As a fan, one of the things that kind of bothered me was that more of the top flight players didn’t participate. It seemed that some of the other countries participating were very excited to play and represent their country. There were flags and horns. Chants and special t-shirts. The Puerto Rican team even dyed their hair blond! I love international events because you get to see how other cultures respond to the same sport. It’s a ton of fun!
Right before the championship game with Puerto Rico, Ian Kinsler, the second baseman for the US was asked about the style with which some of the Latin teams played. He said
“I hope kids watching the WBC watch the way we play the game and appreciate the way we play the game as opposed to the way Puerto Rico plays or the Dominican plays. That’s not taking anything away from them. That just wasn’t the way we were raised. They were raised differently and to show emotion and passion when you play. We do show emotion; we do show passion. But we just do it in a different way.”
Now, I’ll be honest with you. When I heard that comment, I was like, ‘Say what?’
What do you mean…the way THEY play?
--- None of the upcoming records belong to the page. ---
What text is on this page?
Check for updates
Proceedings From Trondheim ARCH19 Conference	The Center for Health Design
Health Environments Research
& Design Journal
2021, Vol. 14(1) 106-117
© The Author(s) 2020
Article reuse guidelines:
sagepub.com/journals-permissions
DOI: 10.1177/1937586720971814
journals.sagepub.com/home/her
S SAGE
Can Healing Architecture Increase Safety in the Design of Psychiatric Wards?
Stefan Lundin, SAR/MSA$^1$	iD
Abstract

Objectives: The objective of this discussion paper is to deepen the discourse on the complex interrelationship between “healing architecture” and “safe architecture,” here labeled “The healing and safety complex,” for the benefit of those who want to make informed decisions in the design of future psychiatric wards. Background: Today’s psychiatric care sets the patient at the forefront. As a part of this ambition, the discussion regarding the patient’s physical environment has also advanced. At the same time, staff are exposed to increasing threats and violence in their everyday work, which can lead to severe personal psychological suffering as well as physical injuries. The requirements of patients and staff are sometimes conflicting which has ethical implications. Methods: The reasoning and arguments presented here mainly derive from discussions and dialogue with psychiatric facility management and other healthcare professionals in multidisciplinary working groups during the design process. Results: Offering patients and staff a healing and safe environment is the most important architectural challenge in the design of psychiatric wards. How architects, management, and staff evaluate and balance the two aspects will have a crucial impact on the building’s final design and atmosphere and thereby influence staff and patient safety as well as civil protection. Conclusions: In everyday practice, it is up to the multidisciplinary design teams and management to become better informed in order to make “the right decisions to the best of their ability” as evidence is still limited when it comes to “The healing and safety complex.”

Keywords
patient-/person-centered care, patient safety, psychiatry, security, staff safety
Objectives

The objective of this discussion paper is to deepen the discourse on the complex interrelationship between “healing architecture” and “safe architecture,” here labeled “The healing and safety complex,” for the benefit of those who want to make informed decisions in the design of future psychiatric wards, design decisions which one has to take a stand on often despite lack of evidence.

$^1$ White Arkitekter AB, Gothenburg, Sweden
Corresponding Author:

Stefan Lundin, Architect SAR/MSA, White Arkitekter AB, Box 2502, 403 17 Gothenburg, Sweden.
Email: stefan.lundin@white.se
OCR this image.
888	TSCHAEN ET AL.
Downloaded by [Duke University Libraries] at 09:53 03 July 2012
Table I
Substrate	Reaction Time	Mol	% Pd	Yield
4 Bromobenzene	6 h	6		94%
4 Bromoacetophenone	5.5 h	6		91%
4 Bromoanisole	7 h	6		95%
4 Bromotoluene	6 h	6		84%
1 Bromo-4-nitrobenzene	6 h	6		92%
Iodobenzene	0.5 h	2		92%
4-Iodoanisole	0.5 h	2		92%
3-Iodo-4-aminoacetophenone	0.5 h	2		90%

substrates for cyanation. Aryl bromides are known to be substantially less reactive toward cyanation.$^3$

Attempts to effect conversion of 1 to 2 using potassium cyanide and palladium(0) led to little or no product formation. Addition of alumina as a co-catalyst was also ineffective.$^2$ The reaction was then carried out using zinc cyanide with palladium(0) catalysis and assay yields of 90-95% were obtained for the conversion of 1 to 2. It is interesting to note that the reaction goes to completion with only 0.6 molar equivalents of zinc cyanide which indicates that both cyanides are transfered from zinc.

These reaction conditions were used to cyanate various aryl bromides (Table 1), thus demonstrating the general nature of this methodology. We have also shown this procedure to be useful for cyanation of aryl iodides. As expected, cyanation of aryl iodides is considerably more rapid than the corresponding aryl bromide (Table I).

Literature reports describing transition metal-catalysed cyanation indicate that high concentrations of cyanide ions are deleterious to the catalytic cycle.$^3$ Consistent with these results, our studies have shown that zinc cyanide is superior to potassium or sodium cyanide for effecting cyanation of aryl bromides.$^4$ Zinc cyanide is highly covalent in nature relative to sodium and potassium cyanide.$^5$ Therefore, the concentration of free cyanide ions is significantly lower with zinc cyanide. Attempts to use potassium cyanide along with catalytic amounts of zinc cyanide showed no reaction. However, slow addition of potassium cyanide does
Who?
The Puerto Ricans and Dominicans?
Because they are loud?
Because they are passionate?
Why is there an ‘as opposed to’ in that statement?
And what ABOUT they way they were RAISED? Like when you raise a kid to show emotion, that’s wierd?
What is this DIFFERENT way? And why is it even worth mentioning?
Because Americanism is the default?
Yep. Because the stoicism that is ‘Americanism’ is the ‘right way’.
Because the way WE see things is the way it SHOULD be done, and folks need to come our way.
Teachers, this type of reasoning can be seen across racial lines. There were black American players affirming too. Sometimes, bias is about class….sometimes it is about culture. This is about being American, and everyone else being otherized because they are NOT American. The reason why these thoughts slip out in unguarded moments is because that’s what we as Americans…as middle class people truly think. The people who are offended at this type of thinking are either super woke, or the exact group we are marginalizing.
The faces we make when we see certain things in a lunch box.
The discomfort we have when people are speaking their native tongue and we don’t understand it.
Trying to indoctrinate students into middle class Americanism as if it is the default is damaging to learners of diverse background.
People who are not American first can sense these micro-aggressions. Over the years, I’ve had white teachers ask me why their parents think they are racist. These types of things are at the root of it. Side eye comments about the way a certain demo of student acts, or doesn’t act…how they work…IF their parents work…broad based assumptions about our kids, their culture or their lives away from school should quickly be guided in a different direction.
To his credit, Kinsler did try to sanitize his previous comments.
“What I said was that American kids can watch American players play, Puerto Rican kids can watch Puerto Rican players play, Venezuelan kids can watch Venezuelan guys play, and that’s who they emulate. That’s who they watch. That’s who they want to be like. There’s nothing wrong with an American kid watching a Puerto Rican player and wanting to be like them, or a Puerto Rican kid watching an American player
and wanting to play that way.
“You should play the way you want, and the way you feel will put you in the best position to win—the way you feel the best and perform the best. Everybody is different. I play differently than a lot of my teammates on this team; I play with a little more emotion than most players during the season. Everybody has their own style! That’s all I was saying.”
The damage has already been done though. He said what he said, and the walk back doesn’t even sound close to what he originally said.
Surely he doesn’t want Hispanic fans of his regular baseball team to be offended, but both statements were awkward at best.
There’s no denying that the flair with which the Puerto Rican and Dominican teams played brought a lot of energy to a fairly bland tournament. Diversity makes us better. It makes us stronger. Strength comes from embracing these changes, rather than finding fault with it. Watch for these nuances in conversations, and also, be aware of these biases in yourself if they come up. It only makes us better when we consider how we are approaching cultural differences.